The symptoms of pleural mesothelioma are many, but are usually caused by one of three complications. The rapid growth of a malignant tumor on the pleural lining can put tremendous pressure on the lungs. In addition, fluid can often build up in between the pleural lining and the lungs as a result of tumor growth.
Symptoms specific to the above causes can include, but are certainly not limited to dry coughing, chest pain and shortness of breath. The least significant of these symptoms, dry coughing has many causes and should generally only be considered specific to mesothelioma when other symptoms are present, or exposure to asbestos has been documented. Both chest pain and shortness of breath, however, can be indicative of many serious conditions, and should be assessed by a doctor promptly.
The third common cause for some of the more general symptoms is the body's attempt to fight the disease. These can include fever, inability to regulate the body's temperature and weight loss.
A number of screening options are available to your doctor in order to determine whether or not pleural mesothelioma is the cause of symptoms. These can include CAT scans, MRI and X-Rays. After the initial screening, if mesothelioma is still suspected, a biopsy will be performed to analyze the tissue in question.
Again, there are different techniques the doctor can use in order to sample the tissue, depending on the circumstances. Generally, however, a biopsy is relatively non-invasive procedure where a piece of the tumor is removed from the patient and sent to lab. Specialists at the lab can then perform a number of different tests in order to determine the nature of the tissue.

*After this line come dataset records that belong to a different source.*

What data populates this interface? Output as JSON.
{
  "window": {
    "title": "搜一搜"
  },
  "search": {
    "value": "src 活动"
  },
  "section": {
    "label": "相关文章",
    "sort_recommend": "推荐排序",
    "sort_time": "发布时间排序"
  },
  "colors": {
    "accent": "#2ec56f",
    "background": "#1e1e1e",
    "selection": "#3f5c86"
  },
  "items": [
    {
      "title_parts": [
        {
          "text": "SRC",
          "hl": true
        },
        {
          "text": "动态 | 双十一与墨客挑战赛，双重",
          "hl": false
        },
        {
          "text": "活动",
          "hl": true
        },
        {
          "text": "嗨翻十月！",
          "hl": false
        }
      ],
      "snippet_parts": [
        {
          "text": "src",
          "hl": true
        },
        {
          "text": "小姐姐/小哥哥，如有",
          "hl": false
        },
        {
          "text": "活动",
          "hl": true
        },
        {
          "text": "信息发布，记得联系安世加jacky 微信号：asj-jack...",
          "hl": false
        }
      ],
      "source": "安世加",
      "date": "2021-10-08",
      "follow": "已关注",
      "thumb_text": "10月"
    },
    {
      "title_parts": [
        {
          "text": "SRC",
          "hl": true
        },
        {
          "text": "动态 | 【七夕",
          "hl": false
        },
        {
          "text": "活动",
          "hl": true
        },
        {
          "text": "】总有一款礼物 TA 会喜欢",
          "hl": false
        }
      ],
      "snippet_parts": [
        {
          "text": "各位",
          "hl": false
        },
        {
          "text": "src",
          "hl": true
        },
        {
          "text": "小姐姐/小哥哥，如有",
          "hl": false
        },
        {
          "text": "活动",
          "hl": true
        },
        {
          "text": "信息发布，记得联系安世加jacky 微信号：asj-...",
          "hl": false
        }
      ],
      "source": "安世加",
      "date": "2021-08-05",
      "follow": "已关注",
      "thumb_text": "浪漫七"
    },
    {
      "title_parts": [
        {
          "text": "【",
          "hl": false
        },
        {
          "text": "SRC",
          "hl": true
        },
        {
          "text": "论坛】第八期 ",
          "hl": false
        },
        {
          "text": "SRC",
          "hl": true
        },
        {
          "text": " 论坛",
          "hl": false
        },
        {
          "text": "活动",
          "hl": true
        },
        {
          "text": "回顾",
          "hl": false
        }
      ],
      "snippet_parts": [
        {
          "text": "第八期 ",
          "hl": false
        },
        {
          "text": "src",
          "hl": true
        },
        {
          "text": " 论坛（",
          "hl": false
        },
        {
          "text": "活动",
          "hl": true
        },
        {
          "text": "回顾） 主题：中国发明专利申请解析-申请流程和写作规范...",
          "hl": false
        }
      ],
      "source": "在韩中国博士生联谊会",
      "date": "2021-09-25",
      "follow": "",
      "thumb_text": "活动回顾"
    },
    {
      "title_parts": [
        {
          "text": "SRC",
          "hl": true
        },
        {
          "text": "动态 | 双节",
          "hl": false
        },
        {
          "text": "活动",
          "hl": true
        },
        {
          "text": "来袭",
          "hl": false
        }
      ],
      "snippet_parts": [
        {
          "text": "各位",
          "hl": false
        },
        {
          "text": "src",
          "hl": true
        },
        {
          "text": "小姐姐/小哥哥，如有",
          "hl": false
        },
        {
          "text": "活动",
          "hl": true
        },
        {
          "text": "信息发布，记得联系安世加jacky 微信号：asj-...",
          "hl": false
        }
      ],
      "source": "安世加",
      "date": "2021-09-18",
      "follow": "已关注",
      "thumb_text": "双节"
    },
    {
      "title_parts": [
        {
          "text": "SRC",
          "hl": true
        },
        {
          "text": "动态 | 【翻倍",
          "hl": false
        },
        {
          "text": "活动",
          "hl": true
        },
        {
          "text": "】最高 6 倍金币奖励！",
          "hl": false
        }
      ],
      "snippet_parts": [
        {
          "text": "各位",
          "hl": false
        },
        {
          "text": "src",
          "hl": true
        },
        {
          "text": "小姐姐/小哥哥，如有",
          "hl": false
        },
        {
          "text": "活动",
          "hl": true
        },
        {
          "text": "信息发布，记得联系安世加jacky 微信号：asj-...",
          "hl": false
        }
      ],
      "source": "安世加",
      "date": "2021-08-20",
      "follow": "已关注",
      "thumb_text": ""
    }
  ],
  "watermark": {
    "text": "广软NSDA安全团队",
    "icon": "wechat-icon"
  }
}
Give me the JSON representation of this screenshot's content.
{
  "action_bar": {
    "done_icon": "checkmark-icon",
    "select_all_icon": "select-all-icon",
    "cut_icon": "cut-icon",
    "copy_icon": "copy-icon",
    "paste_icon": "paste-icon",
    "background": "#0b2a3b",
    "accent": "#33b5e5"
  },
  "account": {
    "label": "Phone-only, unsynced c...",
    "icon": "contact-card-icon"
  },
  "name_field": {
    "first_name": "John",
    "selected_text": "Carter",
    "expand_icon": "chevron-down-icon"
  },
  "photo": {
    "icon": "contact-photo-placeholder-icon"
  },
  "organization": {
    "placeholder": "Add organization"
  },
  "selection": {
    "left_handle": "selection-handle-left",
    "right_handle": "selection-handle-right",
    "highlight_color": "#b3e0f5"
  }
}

Finally, with a positive identification as pleural mesothelioma, the doctor can then begin treatment. Radiation therapy, chemotherapy, surgical removal of the cancerous areas, and clinical trials can all be utilized. The specific treatment option will generally be determined by the stage, or level of advancement, of the cancer.
While pleural mesothelioma is very treatable if caught at the earliest stages, this is often not the case due to the very general symptoms it produces. As the cancer advances into the later stages, treatment will primarily be focused on improving the patient's quality of life.